Topical articles, technology, and world events.
Yes all cops, what bad apples do in barrels, and what it means to ping
I’ve always been a bit reluctant to write topical pieces. Something about the pressure of the immediate I think. I chew over ideas in my head before reaching any conclusions or thoughts and I find that difficult to do in the shock of the moment. As things are happening I struggle to form any opinions about them other than to say: these things are happening. My thoughts are slow cooked, rather than microwaved.
Something else as well. There’s a gap between writing something and publishing. Let’s go behind the curtain here. I write a weekly article on OneZero, published on Fridays. Before it gets to that point, an editorial team at Medium review it, come up with title ideas and graphics and format it to the house style with pull quotes. They look at the schedule of content they have upcoming and organize them all. This means I have to submit the article on Monday for publication on Friday. And, as I let my ideas stew (or fester) for a bit before writing, that means I start writing the week before. So the words you see published were probably written about two weeks before.
This is just me of course. Other writers can come up with insightful things to say on the spur of the moment, as things are happening. But that often feels like a stretch for me. If it was very topical when I wrote it, it’s old news when you read it.
All of that is to say: last week there was no weekly article on OneZero. Protests across the United States dominated the news, and a slightly wry article about technology didn’t seem to have any place in the world. It felt like a political statement to not talk about Black Lives Matter. As someone said on Twitter (forgive me, I can’t now find the exact tweet - it’s lost in the waterfall of messages): saying “everything that is happening right now” is a political statement. It disguises the reality, and coats our culpability with a thin sheen of polish. We should say, loudly, and frequently: there has been years of institutionalized racism in America and across the world. It’s not okay. Right now we’re at a moment where a significant number of people have come together united in that goal. We have a chance to join them and do something about it.
I am back on OneZero this week, despite all of the above, with an article that is somewhat topical. You can read that piece here: What a Bad ‘Sonic the Hedgehog’ Tweet Teaches Us About Black Lives Matter Twitter Activism.
In the midst of protests over widespread institutional racism, triggered by the murder of George Floyd, a Sonic the Hedgehog Twitter account put out a tweet. “For those who think we have no business as a Sonic site covering what is happening in the U.S.,” it began…
Elsewhere
There’s a great piece on Medium about the reality of policing: Confessions of a Former Bastard Cop. I always enjoy pieces that show the what a profession is really like, although “enjoy” is perhaps the wrong word for this piece, which is well written, thoughtful and a reminder that system is profoundly broken.
We used to have informal contests for who could cite or arrest someone for the weirdest law. DUI on a bicycle, non-regulation number of brooms on your tow truck (27700(a)(1) of the California Vehicle Code)… shit like that. For me, police work was a logic puzzle for arresting people, regardless of their actual threat to the community.
The cops are wrong and bad. But also… they are responding to incentives. That is what people do. This is not to let them off the hook, but to give us another route to fixing the problem.

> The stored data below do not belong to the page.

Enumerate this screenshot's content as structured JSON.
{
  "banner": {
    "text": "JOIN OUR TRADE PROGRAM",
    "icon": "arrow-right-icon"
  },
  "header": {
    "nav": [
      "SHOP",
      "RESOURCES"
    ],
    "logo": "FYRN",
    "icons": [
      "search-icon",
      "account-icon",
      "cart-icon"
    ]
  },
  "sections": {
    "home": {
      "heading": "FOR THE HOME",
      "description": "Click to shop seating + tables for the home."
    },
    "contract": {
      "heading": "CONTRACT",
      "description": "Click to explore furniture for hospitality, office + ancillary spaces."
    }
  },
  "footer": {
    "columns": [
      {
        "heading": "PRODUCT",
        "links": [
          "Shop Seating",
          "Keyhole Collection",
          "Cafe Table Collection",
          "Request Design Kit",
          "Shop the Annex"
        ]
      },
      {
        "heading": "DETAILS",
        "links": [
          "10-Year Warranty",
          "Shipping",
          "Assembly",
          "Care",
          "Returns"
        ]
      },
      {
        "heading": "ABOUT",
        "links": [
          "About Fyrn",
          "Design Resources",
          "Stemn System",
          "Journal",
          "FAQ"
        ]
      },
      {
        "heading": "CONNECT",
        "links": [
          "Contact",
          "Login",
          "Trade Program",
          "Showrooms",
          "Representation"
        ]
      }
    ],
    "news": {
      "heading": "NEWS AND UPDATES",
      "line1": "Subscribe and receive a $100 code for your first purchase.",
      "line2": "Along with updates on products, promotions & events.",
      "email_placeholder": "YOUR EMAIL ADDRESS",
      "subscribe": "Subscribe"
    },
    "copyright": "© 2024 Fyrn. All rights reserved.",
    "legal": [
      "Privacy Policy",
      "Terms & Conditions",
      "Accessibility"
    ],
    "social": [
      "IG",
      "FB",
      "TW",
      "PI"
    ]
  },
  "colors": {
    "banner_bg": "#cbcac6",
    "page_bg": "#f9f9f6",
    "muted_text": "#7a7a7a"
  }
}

It’s always fun examining someone’s metaphors. Recently, I’ve seen people unpicking the “few bad apples” metaphor. It’s an incredible piece of an inversion, since it comes from “a few bad apples… spoil the barrel”. It literally means the opposite of how police defenders are using it, and, ironically, is very relevant to the current situation. There’s something sweetly meaningful about people’s language undermining their position. This lyrical piece in the New Yorker caught my eye How Apples Go Bad:
The whole bunch quickly begins to exemplify what the artist Claes Oldenburg called “the brown sad art of rotting apples”: a swamp of ferment, infecting the air with the hideous sweetness of decay. Chaucer was likely the first to write a version of the now commonplace proverb: “A rotten apple’s better thrown away / Before it spoils the barrel.” But I’m partial to Benjamin Franklin’s version: “The rotten apple spoils his companions.” The saying is often used to refer to the corruption of select individuals within a group. But the point is the fruit’s susceptibility to collective rot.
On the subject of non topical writing, this week I really enjoyed this article by Kathryn Schulz from 2014: The Meaning of Ping: Electric Signals and Our Search for Connection.
What is a ping? As a word, it already seems partial, like a suffix: beeping, keeping, hoping, gaping, dropping, stopping, ___-ping, ping. In fact, though, it is an onomatopoeia; it has no linguistic origins, no etymology but noise. It comes from the sound of things that go ping. In recent years, those things have mostly been electronic, and we now use the word to mean, basically, “get in touch via gadget”: “Ping me in the morning.”
Take care. I hope you all have great weekends.